I watched Gentri frown, then turn on me with the anger of a thousand men. I moved to dodge but it was just as it had been in the beginning and I failed. Though lean, Gentri was a bigger man than I was, and it made him a terrifying foe. He was also quick on his feet. He took me by my neck with one hand then shoved me the the hard ground with the other. I struggled for words but nothing came. I would’ve begged, pleaded, and wept if only my throat would allow it. But fear had always been a strong opponent. And the look and hunger in his eyes was enough to terrify me; I had seen them enough times to know what was to follow. And I dreaded what was to follow.

Tiny watched us from behind him, his face morphing from fear to disgust as Gentri pinned me down on my face and pulled down what was left of my tattered trouser. Gentri was my ally, and the closest thing to a friend I had here, but sometimes people have no strength against their hunger. And sometimes they hungered for the wrong things.

I felt his hand, cold as the winter snow, against my bared ass and terror paralyzed me more. I knew what he was going to do next. He smacked me hard and I yelped in pain. He was rough about it, his grip on my neck insisted his dominance, and my mind shed tears that I knew my eyes could not. When he slipped his member inside me it was as painful and violent as the worst things any man could think of. There are different kinds of punishment that break a man. But a man who has never been through this would never understand why women fear men; why women demand death for any rapist.

I knew the need for that demand. I knew the pain this brought, physically and mentally. This was not the first. But no matter how many times I’ve gone through it there’s never any hope at the end. There was never any getting accustomed to it. The pain remained the same. The hurt remained the same. And so did the fear.

And then it all stopped.

Gentri was panting as if he’d run a thousand miles where he sat before me. Tiny laid lifeless on the floor behind him and I wondered if the man was dead. The shadows of fear still very present in my trembling body, I dared a glance behind me. Where the Merdendi had laid, a victim of cruelty, he remained. But no cruelty was visited upon him. Around him men laid unmoving, bleeding and broken, pain visited upon them without hesitation. And beside him a man stood. He was not much different from most warriors. His hair was long and black, his height average, and his beard overgrown. He’d come a month ago and stepped out of the chaos of the hierarchy, and with him he took the Merdendi.

He was not much different from any man who’d been in enough fight.
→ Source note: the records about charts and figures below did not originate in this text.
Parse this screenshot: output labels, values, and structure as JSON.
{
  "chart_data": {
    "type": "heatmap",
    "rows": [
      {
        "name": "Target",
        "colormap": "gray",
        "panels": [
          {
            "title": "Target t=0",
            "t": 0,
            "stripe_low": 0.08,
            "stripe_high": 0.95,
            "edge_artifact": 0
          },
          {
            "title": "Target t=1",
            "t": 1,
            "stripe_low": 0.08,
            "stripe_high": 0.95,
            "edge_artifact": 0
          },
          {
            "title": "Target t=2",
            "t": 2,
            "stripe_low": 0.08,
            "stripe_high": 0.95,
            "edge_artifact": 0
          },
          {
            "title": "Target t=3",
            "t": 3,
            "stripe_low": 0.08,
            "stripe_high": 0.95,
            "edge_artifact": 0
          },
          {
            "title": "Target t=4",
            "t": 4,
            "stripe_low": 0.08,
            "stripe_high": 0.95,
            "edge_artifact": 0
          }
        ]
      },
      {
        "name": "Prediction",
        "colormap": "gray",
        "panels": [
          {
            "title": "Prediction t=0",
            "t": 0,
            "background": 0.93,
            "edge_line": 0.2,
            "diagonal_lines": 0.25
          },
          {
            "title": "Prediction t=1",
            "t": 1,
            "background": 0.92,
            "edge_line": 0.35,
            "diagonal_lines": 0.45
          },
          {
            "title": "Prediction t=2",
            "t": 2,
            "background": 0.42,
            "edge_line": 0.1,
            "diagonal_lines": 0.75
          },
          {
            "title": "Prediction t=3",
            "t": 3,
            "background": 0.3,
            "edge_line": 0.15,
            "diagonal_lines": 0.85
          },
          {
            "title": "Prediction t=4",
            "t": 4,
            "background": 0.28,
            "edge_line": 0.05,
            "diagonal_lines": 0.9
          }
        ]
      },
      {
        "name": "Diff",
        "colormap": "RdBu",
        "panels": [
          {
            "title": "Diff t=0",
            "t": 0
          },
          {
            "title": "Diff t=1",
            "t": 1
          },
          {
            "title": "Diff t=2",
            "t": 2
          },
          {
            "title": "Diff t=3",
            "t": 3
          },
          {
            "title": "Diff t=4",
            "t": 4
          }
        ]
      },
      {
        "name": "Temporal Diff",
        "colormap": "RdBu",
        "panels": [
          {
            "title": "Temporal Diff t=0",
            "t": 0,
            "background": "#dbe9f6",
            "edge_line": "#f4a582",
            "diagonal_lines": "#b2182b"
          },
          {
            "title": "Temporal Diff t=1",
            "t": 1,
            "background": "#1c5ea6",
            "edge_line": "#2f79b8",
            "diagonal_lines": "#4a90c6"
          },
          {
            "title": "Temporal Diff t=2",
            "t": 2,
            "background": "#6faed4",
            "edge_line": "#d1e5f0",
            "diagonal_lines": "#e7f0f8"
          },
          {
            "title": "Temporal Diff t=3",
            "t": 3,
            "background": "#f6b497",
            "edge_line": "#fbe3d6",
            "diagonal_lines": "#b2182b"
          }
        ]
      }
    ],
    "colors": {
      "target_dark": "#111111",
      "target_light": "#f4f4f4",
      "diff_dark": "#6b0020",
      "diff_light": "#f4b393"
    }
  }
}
But his eyes made him stand out. they were the worst kind of blue, odd and demanding. And they tended to look through a person rather than at them. The worst of it was how it often glowed in the dark. But oddest of him was the black scar that traveled up his left shoulder to end just beneath his jaw, a scar oddly clear even in this darkness. It concealed Gentri’s stupidity. It made him a walking terror. For no man should ever survive a stab in the jugular from a serrated blade. But he had. He’d survived it and killed the man responsible for it. And Gentri, for the sin of playing helper to his stabber had been carved up and left for dead.

I’d once heard the Merdendi call him Urden. And he made this place worse than what it already was. He made the fear of it worse than even its legends.

It made here truly Bavarest, the king’s pit.